Zitat: Auf dem Schoß der Kriegerin von Birka abgelegt, können die Spielsteine inmitten einer solchen Vielfalt von Waffen andeuten, dass sie als Militärstrategin galt. Ihr Grab so nahe bei der Garnison weist vielleicht darauf hin, dass sie mit taktischen Aufgaben betraut war, die gewöhnlich Männern zugeschrieben waren. Diese Frau gewährt uns einen Blick auf die Wikingerwelt, der unsere späteren Geschlechternormen infrage stellt.

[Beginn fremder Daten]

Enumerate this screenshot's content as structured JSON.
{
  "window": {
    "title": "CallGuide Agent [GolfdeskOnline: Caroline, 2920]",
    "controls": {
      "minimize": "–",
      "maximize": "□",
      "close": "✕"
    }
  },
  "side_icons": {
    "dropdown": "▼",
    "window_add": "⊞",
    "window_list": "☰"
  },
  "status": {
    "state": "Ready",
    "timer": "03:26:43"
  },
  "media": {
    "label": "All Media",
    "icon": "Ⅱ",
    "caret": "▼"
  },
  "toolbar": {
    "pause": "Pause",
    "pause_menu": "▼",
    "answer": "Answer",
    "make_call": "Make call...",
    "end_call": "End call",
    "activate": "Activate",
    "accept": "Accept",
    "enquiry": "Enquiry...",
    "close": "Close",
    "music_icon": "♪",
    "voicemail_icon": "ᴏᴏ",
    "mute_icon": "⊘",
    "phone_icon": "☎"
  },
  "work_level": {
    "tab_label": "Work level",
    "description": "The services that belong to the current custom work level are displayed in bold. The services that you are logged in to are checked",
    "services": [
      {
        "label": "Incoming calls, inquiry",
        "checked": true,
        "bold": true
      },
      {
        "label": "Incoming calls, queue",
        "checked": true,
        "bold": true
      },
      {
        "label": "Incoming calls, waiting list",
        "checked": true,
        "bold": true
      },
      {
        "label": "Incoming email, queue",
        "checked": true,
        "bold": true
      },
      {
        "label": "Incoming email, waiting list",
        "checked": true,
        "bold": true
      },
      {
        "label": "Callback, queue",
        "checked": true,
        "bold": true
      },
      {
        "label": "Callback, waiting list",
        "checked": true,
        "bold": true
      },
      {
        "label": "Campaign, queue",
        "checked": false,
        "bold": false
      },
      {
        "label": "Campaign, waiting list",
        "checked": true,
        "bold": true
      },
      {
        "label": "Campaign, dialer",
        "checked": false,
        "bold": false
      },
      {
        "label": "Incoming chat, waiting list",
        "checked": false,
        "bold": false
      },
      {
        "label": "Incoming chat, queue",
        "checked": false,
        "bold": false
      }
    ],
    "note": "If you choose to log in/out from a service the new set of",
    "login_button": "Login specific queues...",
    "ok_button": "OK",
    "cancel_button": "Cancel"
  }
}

Weiter geht die Reise nach Frankreich, wo uns Frauen ihre Sicht der Geschichte auf dem berühmten gestickten Teppich von Bayeux hinterlassen haben. Ausführlich wird auch Leben und Werk von Hildegard von Bingen erörtert, sie ist jene mittelalterliche Frau, die in unseren Breiten wohl am bekanntesten ist. Im letzten Kapitel beschäftigt sich die Autorin mit Frauen aus niedrigen Gesellschaftsschichten, deren Lebenswege nicht weniger spannend sind als jene der Herrscherinnen oder Wissenschaftlerinnen. Der interdisziplinäre Zugang – Archäologie, Geschichte, Literaturwissenschaft und Kunstgeschichte – zeichnet ein modernes Bild des Mittelalters. Möglich wird diese detailreiche Recherche durch den Zugang zu digitalen Dokumenten und aktuellen Forschungsergebnissen, so die Autorin.

Zitat: Durch den Zugang zu Archiven können wir die Frauen entdecken, die dort lebten, wo wir heute leben, und sie wirken auf uns weniger wie ferne Echos, sondern eher wie Nachbarinnen, die einst unsere Straßen, Gebäude und Landschaften bevölkerten. Jeden Tag spuckt das Internet neue Entdeckungen und frische Ansätze aus und hinterfragt die Art, wie wir mit der Geschichte interagieren.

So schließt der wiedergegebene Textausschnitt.